En définitive, la ZLECAf sera ce qu’en feront les Etats membres. Leur détermination ainsi que l’implication des populations et de la société civile africaine seront cruciales pour sa pérennisation. La route sera parsemée d’obstacles comme c’est le cas pour l’Europe et ses institutions dont l’évolution mérite d’être mise en relief.
L’Union européenne s’est construite selon la méthode des “petits pas”, permettant des réalisations concrètes. Le traité de Paris de 1951 créant la Communauté européenne du charbon et de l’acier (CECA) fût la première étape de sa réalisation.
La CEE est créée par la suite en 1957 et réalisa l’Union douanière. Par la suite, les droits de douane intérieurs ont été supprimés puis un tarif douanier commun mis en place aux frontières extérieures de la CEE (Ndlr, Communauté économique européenne) pour mener à l’intégration économique. Le 14 juin 1985, 5 pays de la CEE (Belgique, France, Luxembourg, Pays-Bas et République fédérale d’Allemagne) signent les accords de Schengen. Ils prévoient la suppression progressive des frontières entre les États et la libre circulation des personnes.

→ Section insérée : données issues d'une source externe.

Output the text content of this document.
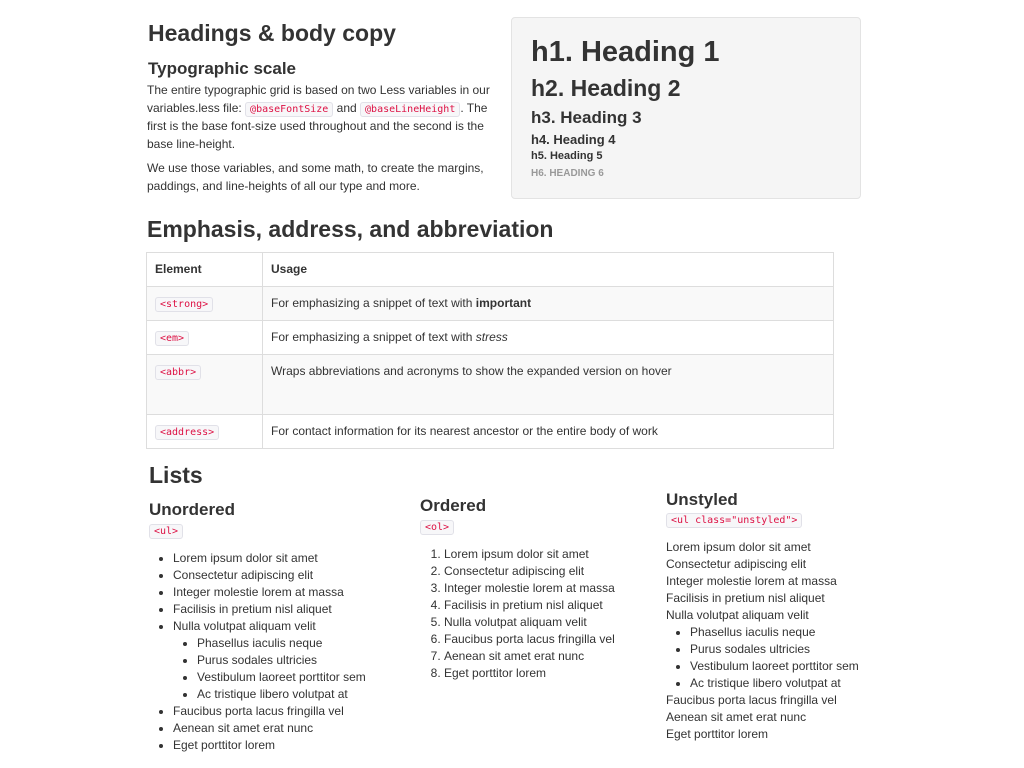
Headings & body copy
Typographic scale

The entire typographic grid is based on two Less variables in our variables.less file: @baseFontSize and @baseLineHeight . The first is the base font-size used throughout and the second is the base line-height.

We use those variables, and some math, to create the margins, paddings, and line-heights of all our type and more.

h1. Heading 1
h2. Heading 2
h3. Heading 3
h4. Heading 4
h5. Heading 5
H6. HEADING 6
Emphasis, address, and abbreviation
Element	Usage
<strong>	For emphasizing a snippet of text with important
<em>	For emphasizing a snippet of text with stress
<abbr>	Wraps abbreviations and acronyms to show the expanded version on hover
<address>	For contact information for its nearest ancestor or the entire body of work
Lists
Unordered
<ul>
• Lorem ipsum dolor sit amet
• Consectetur adipiscing elit
• Integer molestie lorem at massa
• Facilisis in pretium nisl aliquet
• Nulla volutpat aliquam velit
• Phasellus iaculis neque
• Purus sodales ultricies
• Vestibulum laoreet porttitor sem
• Ac tristique libero volutpat at
• Faucibus porta lacus fringilla vel
• Aenean sit amet erat nunc
• Eget porttitor lorem
Ordered
<ol>
1. Lorem ipsum dolor sit amet
2. Consectetur adipiscing elit
3. Integer molestie lorem at massa
4. Facilisis in pretium nisl aliquet
5. Nulla volutpat aliquam velit
6. Faucibus porta lacus fringilla vel
7. Aenean sit amet erat nunc
8. Eget porttitor lorem
Unstyled
<ul class="unstyled">
Lorem ipsum dolor sit amet
Consectetur adipiscing elit
Integer molestie lorem at massa
Facilisis in pretium nisl aliquet
Nulla volutpat aliquam velit
• Phasellus iaculis neque
• Purus sodales ultricies
• Vestibulum laoreet porttitor sem
• Ac tristique libero volutpat at
Faucibus porta lacus fringilla vel
Aenean sit amet erat nunc
Eget porttitor lorem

L’année suivante, l’Europe passe à Douze avec l’intégration de l’Espagne et du Portugal. La même année, les Douze signent à Luxembourg l’Acte unique européen, qui modifie le traité de Rome sur la CEE afin de réaliser un marché intérieur unique. Aujourd’hui, l’Union européenne se compose de 27 Etats membres, représentant environ 450 millions d’habitants ; la CEE est devenue l’Union européenne, avec de nouvelles institutions délégataires de pouvoirs (Commission européenne, Parlement Européen), de nouveaux accords (Maastricht) et une monnaie commune (l’euro).

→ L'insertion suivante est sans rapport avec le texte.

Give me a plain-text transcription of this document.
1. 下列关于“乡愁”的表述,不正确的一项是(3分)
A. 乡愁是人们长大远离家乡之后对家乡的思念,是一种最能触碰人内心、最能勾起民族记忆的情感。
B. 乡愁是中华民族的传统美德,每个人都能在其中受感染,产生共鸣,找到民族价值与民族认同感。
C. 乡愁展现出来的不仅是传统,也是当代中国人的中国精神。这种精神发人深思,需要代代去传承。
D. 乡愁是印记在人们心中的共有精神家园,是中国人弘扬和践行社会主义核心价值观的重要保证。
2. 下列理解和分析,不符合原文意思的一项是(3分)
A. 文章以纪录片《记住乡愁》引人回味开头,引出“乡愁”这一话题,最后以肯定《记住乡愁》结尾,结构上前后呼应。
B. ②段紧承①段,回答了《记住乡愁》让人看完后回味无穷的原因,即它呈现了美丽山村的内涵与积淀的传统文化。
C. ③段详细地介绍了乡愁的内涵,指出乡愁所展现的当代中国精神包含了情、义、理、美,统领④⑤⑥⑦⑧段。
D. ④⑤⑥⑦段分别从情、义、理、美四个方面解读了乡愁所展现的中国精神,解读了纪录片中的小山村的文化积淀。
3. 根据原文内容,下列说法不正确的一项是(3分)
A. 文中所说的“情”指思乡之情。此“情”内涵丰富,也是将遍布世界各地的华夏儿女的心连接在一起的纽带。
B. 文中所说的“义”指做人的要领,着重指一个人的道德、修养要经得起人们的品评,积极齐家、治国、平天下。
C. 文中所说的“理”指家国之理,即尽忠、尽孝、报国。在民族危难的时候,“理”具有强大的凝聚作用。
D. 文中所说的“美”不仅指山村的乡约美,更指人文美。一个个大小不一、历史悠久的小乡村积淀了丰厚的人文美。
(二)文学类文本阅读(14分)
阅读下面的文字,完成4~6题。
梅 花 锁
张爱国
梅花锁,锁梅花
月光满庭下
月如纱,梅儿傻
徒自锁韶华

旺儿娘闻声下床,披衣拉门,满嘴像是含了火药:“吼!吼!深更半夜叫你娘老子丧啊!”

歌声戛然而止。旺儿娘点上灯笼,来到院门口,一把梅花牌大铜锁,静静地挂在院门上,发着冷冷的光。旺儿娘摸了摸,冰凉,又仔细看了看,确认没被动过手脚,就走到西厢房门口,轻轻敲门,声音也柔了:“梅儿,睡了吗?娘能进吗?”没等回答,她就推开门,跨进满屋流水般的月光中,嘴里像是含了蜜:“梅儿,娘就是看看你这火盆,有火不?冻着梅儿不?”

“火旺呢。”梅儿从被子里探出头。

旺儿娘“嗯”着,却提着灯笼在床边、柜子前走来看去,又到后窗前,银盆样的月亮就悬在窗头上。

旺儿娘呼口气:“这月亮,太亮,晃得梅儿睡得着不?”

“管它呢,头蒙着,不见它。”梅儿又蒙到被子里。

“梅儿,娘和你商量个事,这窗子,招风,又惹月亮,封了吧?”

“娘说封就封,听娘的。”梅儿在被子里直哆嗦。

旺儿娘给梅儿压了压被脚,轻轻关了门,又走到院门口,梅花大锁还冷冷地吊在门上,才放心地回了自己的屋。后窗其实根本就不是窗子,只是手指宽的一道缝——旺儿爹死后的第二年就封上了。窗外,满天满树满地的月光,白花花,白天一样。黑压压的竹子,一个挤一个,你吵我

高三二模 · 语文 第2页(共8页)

Malgré cette méthode des petits pas, des crises importantes sont apparues tout au long du processus (crise grecque qui a mis en relief les disparités économiques entre pays membres, et Brexit c’est-à-dire la sortie de la Grande Bretagne de l’euro). Il y a eu des divergences d’intérêts économiques de pays membres, inhérentes à l’évolution du marché mondial, lieu d’une féroce compétition économique aujourd’hui exacerbée par le déploiement de la Chine et l’Inde, mais également par des préoccupations géostratégiques. Aujourd’hui, il est permis de penser que l’Europe est en proie à des convulsions dangereuses pour son avenir, si l’on en croit les forces centrifuges qui se manifestent dans les pays membres, qui remettent en question une Europe économique à deux vitesses, avec des gagnants (Allemagne, Pays Bas) et des « perdants » (Italie, Grande Bretagne).

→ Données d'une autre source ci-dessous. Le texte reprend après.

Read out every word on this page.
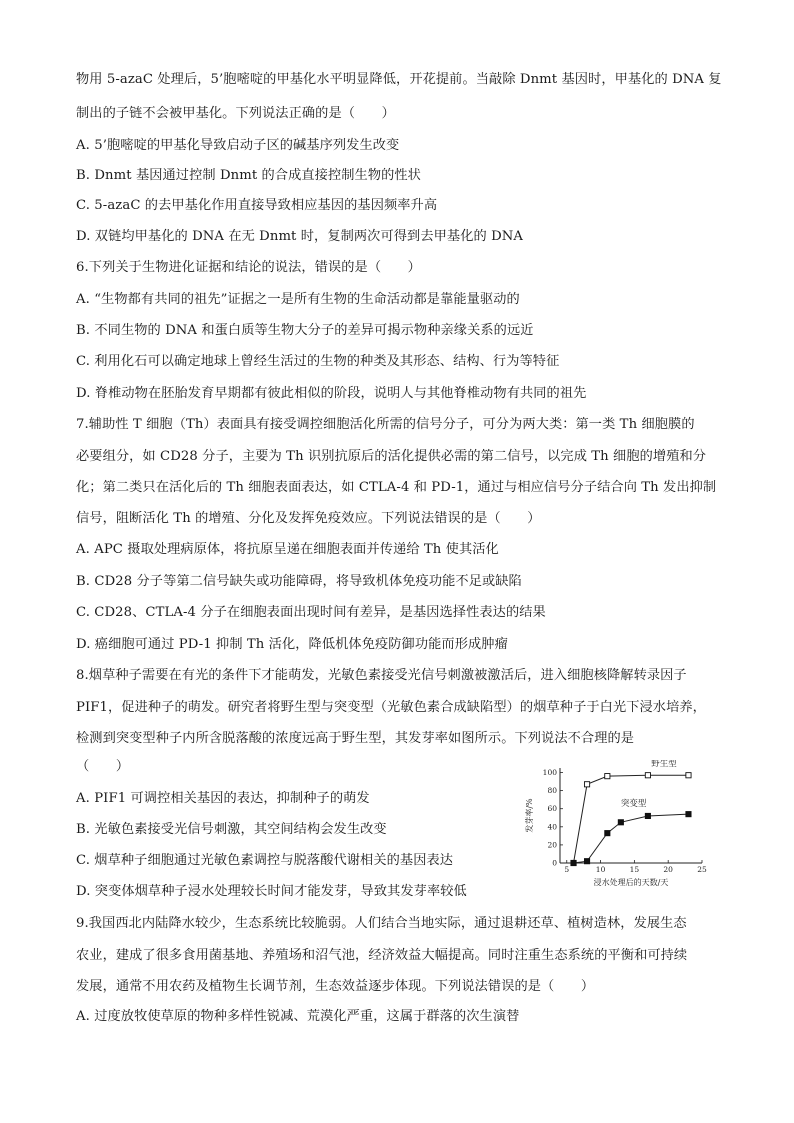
物用 5-azaC 处理后，5’胞嘧啶的甲基化水平明显降低，开花提前。当敲除 Dnmt 基因时，甲基化的 DNA 复
制出的子链不会被甲基化。下列说法正确的是（　　）
A. 5’胞嘧啶的甲基化导致启动子区的碱基序列发生改变
B. Dnmt 基因通过控制 Dnmt 的合成直接控制生物的性状
C. 5-azaC 的去甲基化作用直接导致相应基因的基因频率升高
D. 双链均甲基化的 DNA 在无 Dnmt 时，复制两次可得到去甲基化的 DNA
6.下列关于生物进化证据和结论的说法，错误的是（　　）
A. “生物都有共同的祖先”证据之一是所有生物的生命活动都是靠能量驱动的
B. 不同生物的 DNA 和蛋白质等生物大分子的差异可揭示物种亲缘关系的远近
C. 利用化石可以确定地球上曾经生活过的生物的种类及其形态、结构、行为等特征
D. 脊椎动物在胚胎发育早期都有彼此相似的阶段，说明人与其他脊椎动物有共同的祖先
7.辅助性 T 细胞（Th）表面具有接受调控细胞活化所需的信号分子，可分为两大类：第一类 Th 细胞膜的
必要组分，如 CD28 分子，主要为 Th 识别抗原后的活化提供必需的第二信号，以完成 Th 细胞的增殖和分
化；第二类只在活化后的 Th 细胞表面表达，如 CTLA-4 和 PD-1，通过与相应信号分子结合向 Th 发出抑制
信号，阻断活化 Th 的增殖、分化及发挥免疫效应。下列说法错误的是（　　）
A. APC 摄取处理病原体，将抗原呈递在细胞表面并传递给 Th 使其活化
B. CD28 分子等第二信号缺失或功能障碍，将导致机体免疫功能不足或缺陷
C. CD28、CTLA-4 分子在细胞表面出现时间有差异，是基因选择性表达的结果
D. 癌细胞可通过 PD-1 抑制 Th 活化，降低机体免疫防御功能而形成肿瘤
8.烟草种子需要在有光的条件下才能萌发，光敏色素接受光信号刺激被激活后，进入细胞核降解转录因子
PIF1，促进种子的萌发。研究者将野生型与突变型（光敏色素合成缺陷型）的烟草种子于白光下浸水培养，
检测到突变型种子内所含脱落酸的浓度远高于野生型，其发芽率如图所示。下列说法不合理的是
（　　）
A. PIF1 可调控相关基因的表达，抑制种子的萌发
B. 光敏色素接受光信号刺激，其空间结构会发生改变
C. 烟草种子细胞通过光敏色素调控与脱落酸代谢相关的基因表达
D. 突变体烟草种子浸水处理较长时间才能发芽，导致其发芽率较低
9.我国西北内陆降水较少，生态系统比较脆弱。人们结合当地实际，通过退耕还草、植树造林，发展生态
农业，建成了很多食用菌基地、养殖场和沼气池，经济效益大幅提高。同时注重生态系统的平衡和可持续
发展，通常不用农药及植物生长调节剂，生态效益逐步体现。下列说法错误的是（　　）
A. 过度放牧使草原的物种多样性锐减、荒漠化严重，这属于群落的次生演替
5	10	15	20	25
0
20
40
60
80
100
野生型
突变型
浸水处理后的天数/天
发芽率/%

L’Afrique en construction économique ne saurait échapper à de telles secousses, raison pour laquelle les intérêts respectifs des pays membres d’accords comme la ZLECAf devraient être davantage pris en compte, sachant qu’il y aura des avantages pour certains et des inconvénients pour d’autres.
Au regard du critère du Produit Intérieur Brut (PIB), le Nigéria, l’Afrique du Sud, l’Egypte, l’Algérie (représentant 50 % du PIB de la zone) qui ne contribuent que pour 11% du commerce régional, seront vraisemblablement les « poids lourds » de la ZLECAf. Et, de fait, défendront sans nul doute leurs intérêts et leurs positions dans les instances décisionnelles de cette nouvelle institution. L’Algérie, l’Égypte et le Nigéria qui, ensemble, représentent environ la moitié du PIB régional, contribuent relativement peu au commerce régional (à peu près 11 %).
Certains pessimistes ou prudents sont convaincus que la ZLECAF butera sur des questions d’ordre politique, juridique, infrastructurel, financier et sécuritaire. Le financement des infrastructures de désenclavement sera important pour sa crédibilité et pour l’adhésion des populations (dont les activités économiques sont déjà intégrées dans le « ZLECAf informel » des marchés hebdomadaires).
Notre conviction est que lorsque les mesures essentielles à l’ouverture sans entraves du marché de cette zone seront prises et appliquées, le financement des infrastructures sera plus aisé parce que rencontrant l’intérêt des institutions financières internationales, des banques de développement et banques privées.